When it is asked why I write all these articles without being employed by some university or museum, the answer is that it is because of the age we currently live in. In politics things are being decentralized, the same is happening with information. My hope in writing these articles is to inspire more people in this time of “Wikileaks” where institutional control over scientific assumptions yield to wide-eyed wonder and we can really get to the bottom of our own history by examining the information wherever it takes us. With the advent of blogs, personal cell phones, and the internet in general the people who are most passionate about science don’t have to ride the rules and regulations of scientific institutions to make their own discovers. All they really have to do is look at the ground and report what they see instead of looking toward National Geographic to tell them what they see. And under that type of thinking we are now discovering that the Amazon River was producing cultures just as sophisticated as the earthwork builders of Stonehenge and the monuments of Egypt. They have just been covered for thousands of years by vegetation overgrowth of an unmanaged rain forest. The institutional gate keepers of course want to keep these things hidden by blaming deforestation on capitalism to keep smart minds from even asking the question as to why all those earthworks are even there in the Amazon. The institutionalists would rather not know, they’d rather keep us all looking to them for the answer as to why crystal skulls were made well before Spain invented a technique for making them, or there was trade between the continents before Europeans could build a boat to cross the Mediterranean, let alone the Atlantic or Pacific Oceans. Institutions want history to begin when they were formed and they hope to conceal any history before them like some second husband tries to pretend that his wife didn’t have lovers before he was even a consideration.
We are in the age of the Wiki–Wikileaks, Wikipedia, Wikiweapons—“Wiki” everything—we are in the age of open information exchanges that bypass the traditions of institutions and that is resulting in an explosion of archaeological understanding. And in that process, we are reexamining everything about our past, which is good. Its better to know than to not. Political assumptions in support of institutional control wants to dictate that the “Native Americans” were a nice docile group of communists living in peace with the earth until those mean Europeans arrived and wrecked their Utopia. But that’s not true, none of it was. Instead, people came and built cities from all over the world in places as remote as the Amazon River Valley and they were quite intelligent. Global trade is not a recent thing, but likely goes back to the last Ice Age—maybe before.
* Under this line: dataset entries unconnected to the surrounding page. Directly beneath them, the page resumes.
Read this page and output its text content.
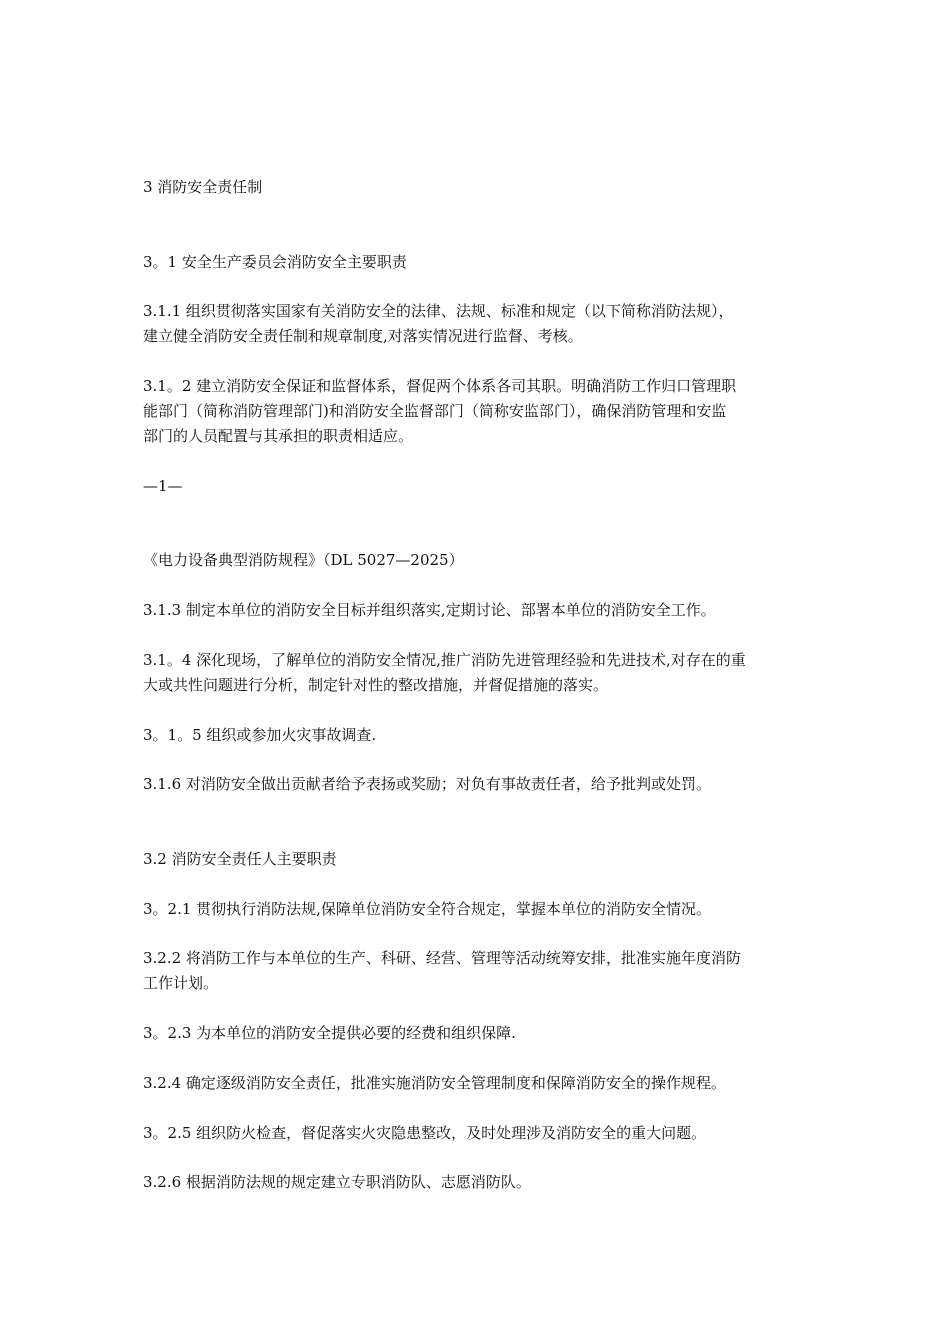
3 消防安全责任制

3。1 安全生产委员会消防安全主要职责

3.1.1 组织贯彻落实国家有关消防安全的法律、法规、标准和规定（以下简称消防法规），

建立健全消防安全责任制和规章制度,对落实情况进行监督、考核。

3.1。2 建立消防安全保证和监督体系，督促两个体系各司其职。明确消防工作归口管理职

能部门（简称消防管理部门)和消防安全监督部门（简称安监部门），确保消防管理和安监

部门的人员配置与其承担的职责相适应。

—1—

《电力设备典型消防规程》（DL 5027—2025）

3.1.3 制定本单位的消防安全目标并组织落实,定期讨论、部署本单位的消防安全工作。

3.1。4 深化现场，了解单位的消防安全情况,推广消防先进管理经验和先进技术,对存在的重

大或共性问题进行分析，制定针对性的整改措施，并督促措施的落实。

3。1。5 组织或参加火灾事故调查.

3.1.6 对消防安全做出贡献者给予表扬或奖励；对负有事故责任者，给予批判或处罚。

3.2 消防安全责任人主要职责

3。2.1 贯彻执行消防法规,保障单位消防安全符合规定，掌握本单位的消防安全情况。

3.2.2 将消防工作与本单位的生产、科研、经营、管理等活动统筹安排，批准实施年度消防

工作计划。

3。2.3 为本单位的消防安全提供必要的经费和组织保障.

3.2.4 确定逐级消防安全责任，批准实施消防安全管理制度和保障消防安全的操作规程。

3。2.5 组织防火检查，督促落实火灾隐患整改，及时处理涉及消防安全的重大问题。

3.2.6 根据消防法规的规定建立专职消防队、志愿消防队。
And we are just now starting to see what has always been there, only we didn’t see it because we allowed institutions to define for us the world we lived in. For me, if you really want to understand science, the answers are in the Wiki movement. Not from the institutions of our traditions, but in the open asking of questions and the answers whatever they may be. And one of the most shocking of those answers is that there were an advanced people in South American thousands of years before we had previously thought, and that is a very exciting discovery.